CMS cites a 1983 hospice rule in which it said: “It is our general view that hospices are required to provide virtually all the care that is needed by terminally ill patients.”
“Thus, hospice services furnished to CJR model beneficiaries should be included in the episode definition for the CJR model, regardless of the specific diagnosis of the beneficiary, because hospices are to provide virtually all care that is needed by terminally ill patients,” CMS insists in the CJR final rule. “If a CJR beneficiary was receiving hospice services during an episode, either because the beneficiary was enrolled in hospice prior to surgery and continued in hospice following surgery or the beneficiary enrolled in hospice following surgery that initiated the CJR model episode, we believe that hospice services would encompass care related to the LEJR episode and should, therefore, be included in the episode definition.”

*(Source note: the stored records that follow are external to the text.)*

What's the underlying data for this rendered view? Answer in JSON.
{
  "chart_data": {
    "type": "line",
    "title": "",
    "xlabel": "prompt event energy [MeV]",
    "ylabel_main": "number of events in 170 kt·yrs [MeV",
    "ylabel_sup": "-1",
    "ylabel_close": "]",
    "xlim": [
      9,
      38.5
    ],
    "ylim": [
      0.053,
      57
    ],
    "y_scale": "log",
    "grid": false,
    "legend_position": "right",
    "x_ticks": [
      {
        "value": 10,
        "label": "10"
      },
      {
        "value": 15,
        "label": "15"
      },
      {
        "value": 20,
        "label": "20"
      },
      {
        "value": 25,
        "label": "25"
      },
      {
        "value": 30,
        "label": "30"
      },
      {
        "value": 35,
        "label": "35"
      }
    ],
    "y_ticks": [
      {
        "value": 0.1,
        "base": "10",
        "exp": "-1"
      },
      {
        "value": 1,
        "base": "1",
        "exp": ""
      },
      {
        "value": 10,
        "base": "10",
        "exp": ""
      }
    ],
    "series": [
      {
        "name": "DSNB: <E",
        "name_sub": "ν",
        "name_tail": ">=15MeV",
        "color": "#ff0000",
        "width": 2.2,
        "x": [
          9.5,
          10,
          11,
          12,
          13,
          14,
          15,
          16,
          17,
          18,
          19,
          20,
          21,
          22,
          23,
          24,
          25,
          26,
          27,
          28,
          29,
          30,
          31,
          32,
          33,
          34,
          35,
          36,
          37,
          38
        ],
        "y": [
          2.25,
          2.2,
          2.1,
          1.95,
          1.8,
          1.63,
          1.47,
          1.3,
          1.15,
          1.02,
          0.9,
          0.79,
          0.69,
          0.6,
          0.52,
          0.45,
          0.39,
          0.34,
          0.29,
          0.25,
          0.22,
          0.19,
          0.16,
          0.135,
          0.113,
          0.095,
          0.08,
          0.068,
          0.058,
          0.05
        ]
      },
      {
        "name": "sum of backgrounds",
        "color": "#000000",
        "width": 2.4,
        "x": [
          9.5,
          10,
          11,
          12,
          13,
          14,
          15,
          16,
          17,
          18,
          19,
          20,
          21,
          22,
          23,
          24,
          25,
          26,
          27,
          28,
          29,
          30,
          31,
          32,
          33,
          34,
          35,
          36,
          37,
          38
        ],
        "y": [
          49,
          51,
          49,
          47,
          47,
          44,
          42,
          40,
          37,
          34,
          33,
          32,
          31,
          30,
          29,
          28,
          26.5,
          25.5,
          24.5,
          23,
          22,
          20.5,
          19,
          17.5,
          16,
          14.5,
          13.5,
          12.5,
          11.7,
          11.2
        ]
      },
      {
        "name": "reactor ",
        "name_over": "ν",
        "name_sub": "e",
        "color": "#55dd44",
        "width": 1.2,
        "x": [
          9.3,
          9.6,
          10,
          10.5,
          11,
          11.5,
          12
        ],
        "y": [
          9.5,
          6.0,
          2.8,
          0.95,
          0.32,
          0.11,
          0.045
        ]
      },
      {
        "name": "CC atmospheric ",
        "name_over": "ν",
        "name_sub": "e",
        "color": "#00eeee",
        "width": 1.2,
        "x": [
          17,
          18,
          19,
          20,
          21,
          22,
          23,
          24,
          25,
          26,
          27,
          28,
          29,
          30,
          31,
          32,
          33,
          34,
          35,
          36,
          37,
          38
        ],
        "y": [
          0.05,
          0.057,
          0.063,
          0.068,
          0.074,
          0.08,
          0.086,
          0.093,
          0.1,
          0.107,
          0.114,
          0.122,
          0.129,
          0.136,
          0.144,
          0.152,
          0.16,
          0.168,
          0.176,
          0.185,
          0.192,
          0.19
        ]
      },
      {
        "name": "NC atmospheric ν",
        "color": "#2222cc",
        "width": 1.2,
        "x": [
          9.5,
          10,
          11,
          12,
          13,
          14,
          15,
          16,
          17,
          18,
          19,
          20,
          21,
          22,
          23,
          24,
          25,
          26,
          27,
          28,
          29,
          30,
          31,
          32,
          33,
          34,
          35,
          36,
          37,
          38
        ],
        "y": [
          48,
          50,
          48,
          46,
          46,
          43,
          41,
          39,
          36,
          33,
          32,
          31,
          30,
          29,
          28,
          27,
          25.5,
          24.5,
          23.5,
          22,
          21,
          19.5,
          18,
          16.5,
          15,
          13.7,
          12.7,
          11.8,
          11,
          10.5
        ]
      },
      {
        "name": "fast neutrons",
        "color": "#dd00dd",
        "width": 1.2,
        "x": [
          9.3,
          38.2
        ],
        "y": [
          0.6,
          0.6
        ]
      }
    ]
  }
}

On the hook: “Given the comprehensive nature of the hospice benefit and the fact that body systems are interdependent at end of life, virtually all care needed by the terminally-ill individual would be related to the terminal prognosis and thus the responsibility of the hospice,” CMS continues. “Hospices are required … to provide all reasonable and necessary services for the palliation and management of the terminal illness, related conditions, and interventions to manage pain and symptoms. For patients that underwent LEJR procedures as part of the CJR model that have also elected the Medicare hospice benefit, hospice services would need to adapt and respond to the care needs of the CJR beneficiary following surgery.”